Юрий Иванов - Рейс туда и обратно
— Грудь-то берет? А то бывает, правда, я сам это точно не знаю, но слышал: детишки грудь не берут у матери.
— Берет. И еще как! Вцепился в сосок, заворчал что-то от жадности. Знаете, Степан Федорович, я с завистью глядел на Таню, моя-то Нинка никак не хочет иметь детей. Говорит, пока плаваешь, никаких детишек.
— Вот и моя... гм, бывшая жена тоже так говорила, — вздохнул Волошин. — Потонула из-за этого наша семейная ладья, Коля. Разошлись. Давно уж это было, двадцать лет назад. Вышла за другого, сухопутного мужика, сыну уже восемнадцать. А я... — Волошин добавил в чашечки кофе. — А я, Коля, один, холодный и пустой, как брошенное на корабельном кладбище судно. Вот возвращаемся на сушу, а я думаю: зачем? Для чего мне эти возвращения?
— Что за грустные мысли, Степан Федорович?
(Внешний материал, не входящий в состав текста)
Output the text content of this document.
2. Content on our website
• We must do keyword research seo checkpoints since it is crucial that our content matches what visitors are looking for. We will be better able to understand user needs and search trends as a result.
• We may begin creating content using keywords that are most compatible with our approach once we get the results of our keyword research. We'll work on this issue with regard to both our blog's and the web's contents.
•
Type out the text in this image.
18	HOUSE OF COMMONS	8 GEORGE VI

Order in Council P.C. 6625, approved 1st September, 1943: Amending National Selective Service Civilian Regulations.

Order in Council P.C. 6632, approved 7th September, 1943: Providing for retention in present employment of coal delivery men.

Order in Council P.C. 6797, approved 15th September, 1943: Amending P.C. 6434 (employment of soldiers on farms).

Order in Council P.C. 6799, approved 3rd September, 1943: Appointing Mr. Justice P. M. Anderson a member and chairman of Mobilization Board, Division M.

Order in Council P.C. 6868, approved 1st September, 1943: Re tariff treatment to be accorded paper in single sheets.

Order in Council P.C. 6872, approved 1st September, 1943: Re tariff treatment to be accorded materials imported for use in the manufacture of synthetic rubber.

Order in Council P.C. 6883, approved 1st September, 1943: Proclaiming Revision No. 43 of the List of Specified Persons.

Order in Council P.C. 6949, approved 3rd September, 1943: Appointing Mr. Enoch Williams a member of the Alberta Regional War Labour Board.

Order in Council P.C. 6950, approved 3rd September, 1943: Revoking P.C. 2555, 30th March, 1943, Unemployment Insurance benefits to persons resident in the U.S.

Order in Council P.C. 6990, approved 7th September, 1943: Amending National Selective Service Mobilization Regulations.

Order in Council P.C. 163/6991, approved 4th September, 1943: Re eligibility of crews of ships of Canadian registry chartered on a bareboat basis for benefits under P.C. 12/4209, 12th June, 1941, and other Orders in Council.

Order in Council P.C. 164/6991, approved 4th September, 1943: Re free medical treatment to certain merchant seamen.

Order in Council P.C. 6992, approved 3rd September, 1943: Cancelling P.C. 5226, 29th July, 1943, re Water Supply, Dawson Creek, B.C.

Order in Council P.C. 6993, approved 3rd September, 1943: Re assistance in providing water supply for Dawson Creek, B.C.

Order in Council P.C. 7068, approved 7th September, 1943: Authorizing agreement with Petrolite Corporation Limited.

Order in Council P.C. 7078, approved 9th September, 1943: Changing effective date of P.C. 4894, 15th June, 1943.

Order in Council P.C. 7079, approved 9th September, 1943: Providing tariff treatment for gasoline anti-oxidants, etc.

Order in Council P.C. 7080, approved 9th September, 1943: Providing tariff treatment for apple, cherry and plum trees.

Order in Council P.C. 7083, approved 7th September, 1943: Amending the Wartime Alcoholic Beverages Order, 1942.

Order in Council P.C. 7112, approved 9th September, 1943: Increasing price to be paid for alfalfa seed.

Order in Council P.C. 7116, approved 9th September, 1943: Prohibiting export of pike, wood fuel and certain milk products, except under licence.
— Эх, Коленька! Плохо быть одиноким, милый. Помню, когда разошлись, так облегчение почувствовал: свободен как птица. Знаешь, до компаний был охоч, до женщин жаден. Вернулся с моря — жив-здоров, не сожрал меня океан, отчего и не погулять шумно, бурно, ярко? А тут жена. Все было, Коля и... все ушло! И лишь с годами пришло понимание — нельзя человеку быть вольным как птица, нельзя жить «проще», строить удобнее для себя жизнь. Ведь и птица вьет свое гнездо, заводит подругу. Вот сейчас ты придешь домой, Нинка тебя встретит на пирсе с цветами, замашет рукой, слезы у нее на глазах выступят, и у тебя все всколыхнется в душе. Ах, как это все здорово! Ночами ты будешь рассказывать ей про этот наш чертов рейс, и спадет внутреннее напряжение, усталость нервная отпрянет, отмоется душа от горечи морских тревог, омолодится, готовая к новым тревогам и заботам. А что я? Одиночество, Коленька, страшно тем, что некому со-пе-ре-жи-вать с тобой, разделить твои горести и радости. И копится все в душе, как хлам в трюме нерадивого судоводителя. Радости, ни с кем не разделенные, сгнивают, а горести оседают на душе, как ржавчина на корпусе танкера.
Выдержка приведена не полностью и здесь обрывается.